杜雨衝上來抱住徐荊芥:“荊芥,是我救了你呀,你說要報答我,要保護我,照顧我的。”
“你還當眾說要和我訂婚的,我們相守十幾年,你怎麼能為了一個認識一年的人放棄我。”
徐荊芥這一次竟然沒有推開她,而是把手放在她額頭的傷疤上輕輕摩擦,可說出口的話卻讓人心涼。
“小雨,明明是一年前,你先放棄的我。”
一年前,徐荊芥已經打算和杜雨求婚了,他精心準備了場地,安排音樂,約杜雨見麵,可他等了一整夜,杜雨都沒有來。
第二天一早,來了一個人,帶來杜雨遠赴海外的消息,那人是徐荊奇,被徐母從孤兒院領回來的弟弟。
徐荊奇嘲笑徐荊芥蠢,以為的真愛其實不堪一擊,還送了他一個錄音筆做求婚失敗的安慰禮物。
那個錄音筆裏,徐荊奇告訴了杜雨,徐荊芥其實患有邊緣型人格障礙,說不準什麼時候就會變成瘋子。
徐荊芥聽著錄音筆裏杜雨嬌氣的聲音說‘我怎麼可能嫁給一個瘋子。’
杜雨聽見這話抱得更緊些:“我錯了,我以為我接受不了你隨時會瘋掉,可我在國外那段時間,每天都在想你。”
對於杜雨的告白,徐荊芥似乎麻木了,他仰起頭,深吸一口氣,肯定地說:“可是小雨,我不......”
他那句我不愛你了還沒說完,孟肅陽的聲音就打斷了他。
“呦,演偶像劇呢?”
被杜雨這麼一鬧,孟肅陽的目的沒有達成,說話難免帶刺。
徐荊芥輕輕推開杜雨,走到孟肅陽身邊,收起了從前的敵意,禮貌詢問:“她住哪兒?”
他不想再等了,他想立刻見到她,再多一分多一秒都等不下去了。
孟肅陽卻歪頭一笑:“你覺得我會告訴你?”
徐荊芥咬牙:“你想要什麼?”
孟肅陽假意思考,然後挑釁地回答:“丁北竹。”
徐荊芥握緊拳頭,卻什麼也沒說,他不想激怒孟肅陽。
杜雨抬頭與孟肅陽對視一眼,然後突然捂著肚子蹲在地上:“荊芥,我肚子疼。”
孟肅陽低頭偷笑,暗歎杜雨好演技。
徐荊芥雖然覺得杜雨疼得過於趕時候,卻沒辦法分辨杜雨的疼是真是假,畢竟他不用過生理期。
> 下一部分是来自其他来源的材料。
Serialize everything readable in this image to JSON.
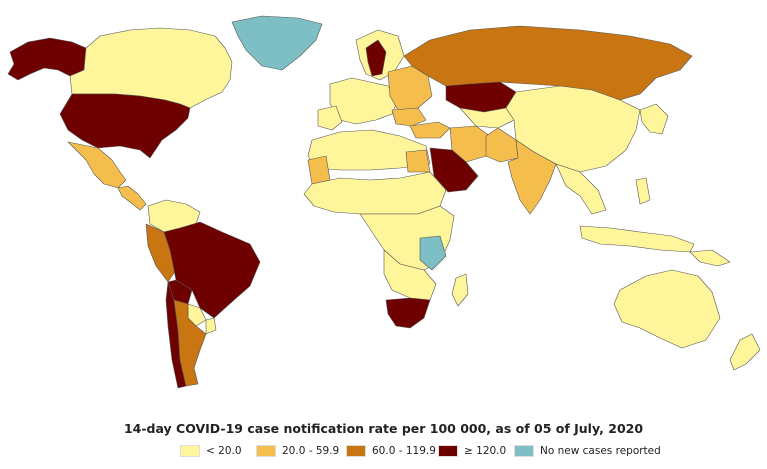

孟肅陽覺得此刻該有個合格的群演給杜雨助力,於是惋惜地說:“我就算想帶你去,你也去不了啊,杜雨疼成這樣,你要扔下她?”
徐荊芥想了想:“帶她一起。”
孟肅陽做震驚狀:“她剛還潑了北竹一身酒,我得多沒眼力帶她去見北竹。”
徐荊芥為難,對孟肅陽說:“我先把小雨送到酒店,然後去找你。”
孟肅陽卻搖頭:“我隻給你一次機會,就現在。”
杜雨感覺到徐荊芥扶她的手有些動搖,死命拉著徐荊芥哭得上氣不接下氣。
徐荊芥猶豫間,孟肅陽已經轉身,極為不屑地留下一句:“你這樣左右搖擺的人,不配擁有她。”
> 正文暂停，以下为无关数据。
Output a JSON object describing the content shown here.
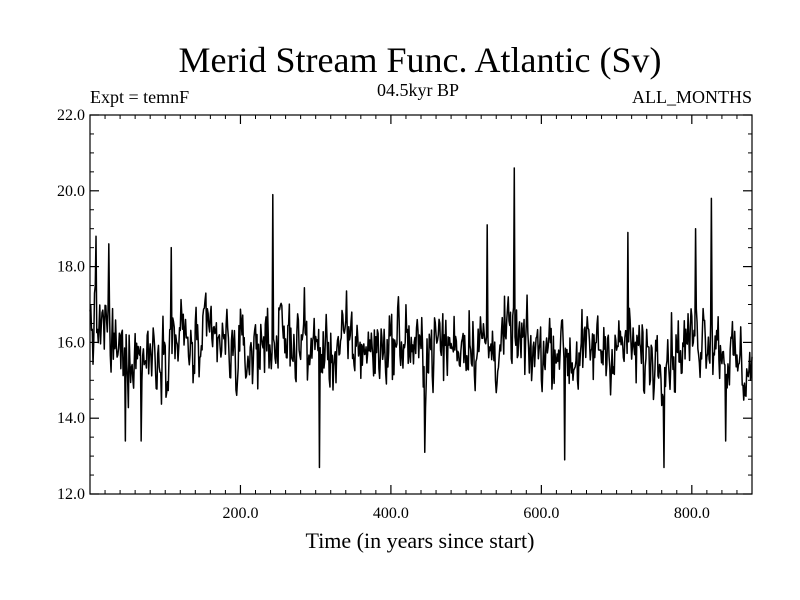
{
  "header": {
    "title": "Merid Stream Func. Atlantic (Sv)",
    "subtitle": "04.5kyr BP",
    "left_label": "Expt = temnF",
    "right_label": "ALL_MONTHS"
  },
  "colors": {
    "background": "#ffffff",
    "line": "#000000",
    "axes": "#000000"
  },
  "chart_data": {
    "type": "line",
    "title": "Merid Stream Func. Atlantic (Sv)",
    "subtitle": "04.5kyr BP",
    "xlabel": "Time (in years since start)",
    "ylabel": "",
    "xlim": [
      0,
      880
    ],
    "ylim": [
      12.0,
      22.0
    ],
    "xticks": [
      200,
      400,
      600,
      800
    ],
    "xtick_labels": [
      "200.0",
      "400.0",
      "600.0",
      "800.0"
    ],
    "yticks": [
      12,
      14,
      16,
      18,
      20,
      22
    ],
    "ytick_labels": [
      "12.0",
      "14.0",
      "16.0",
      "18.0",
      "20.0",
      "22.0"
    ],
    "grid": false,
    "series": [
      {
        "x": [
          0,
          20,
          40,
          60,
          80,
          100,
          120,
          140,
          160,
          180,
          200,
          220,
          240,
          260,
          280,
          300,
          320,
          340,
          360,
          380,
          400,
          420,
          440,
          460,
          480,
          500,
          520,
          540,
          560,
          580,
          600,
          620,
          640,
          660,
          680,
          700,
          720,
          740,
          760,
          780,
          800,
          820,
          840,
          860,
          880
        ],
        "values": [
          16.5,
          16.3,
          15.6,
          15.8,
          15.7,
          15.9,
          16.2,
          15.7,
          16.1,
          15.9,
          15.6,
          15.8,
          16.2,
          16.0,
          16.1,
          15.8,
          15.7,
          16.0,
          15.9,
          15.8,
          16.0,
          16.1,
          15.6,
          16.0,
          15.9,
          16.1,
          16.0,
          15.8,
          16.2,
          15.7,
          15.8,
          16.0,
          15.6,
          15.7,
          15.9,
          15.9,
          15.8,
          15.6,
          15.7,
          15.8,
          16.1,
          16.4,
          15.9,
          15.4,
          15.2
        ]
      }
    ],
    "extremes": {
      "max": [
        {
          "x": 8,
          "y": 18.8
        },
        {
          "x": 25,
          "y": 18.6
        },
        {
          "x": 108,
          "y": 18.5
        },
        {
          "x": 243,
          "y": 19.9
        },
        {
          "x": 528,
          "y": 19.1
        },
        {
          "x": 564,
          "y": 20.6
        },
        {
          "x": 715,
          "y": 18.9
        },
        {
          "x": 805,
          "y": 19.0
        },
        {
          "x": 826,
          "y": 19.8
        }
      ],
      "min": [
        {
          "x": 47,
          "y": 13.4
        },
        {
          "x": 68,
          "y": 13.4
        },
        {
          "x": 305,
          "y": 12.7
        },
        {
          "x": 445,
          "y": 13.1
        },
        {
          "x": 631,
          "y": 12.9
        },
        {
          "x": 763,
          "y": 12.7
        },
        {
          "x": 845,
          "y": 13.4
        }
      ]
    }
  }
}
孟肅陽開車來到丁北竹家樓下,看她房間亮著燈,拎著買給她的甜點走進公寓。
丁北竹剛洗完澡,擦著頭發來開門。
孟肅陽把甜點擋在臉前:“猜猜我是誰。”
丁北竹失笑,聲音有些沙啞:“有點傻啊。”
孟肅陽進門,把甜點放在桌子上:“從前看你常吃,特意買來給你,你不謝我還罵我傻。”
丁北竹進臥室穿件長外套,把自己遮了個嚴嚴實實後,才出來坐在孟肅陽對麵:“本來想和你說一聲再走的,後來......”
孟肅陽看她沒有繼續說下去,接話:“後來看到老徐親杜雨了吧?”
丁北竹尷尬笑笑:“喝什麼?”
“咖啡吧。”
丁北竹到廚房燒水。
孟肅陽突然故作不解地說:“也不知道是不是因為小別勝新婚,他們倆膩得很,剛還在會場門口摟摟抱抱呢。”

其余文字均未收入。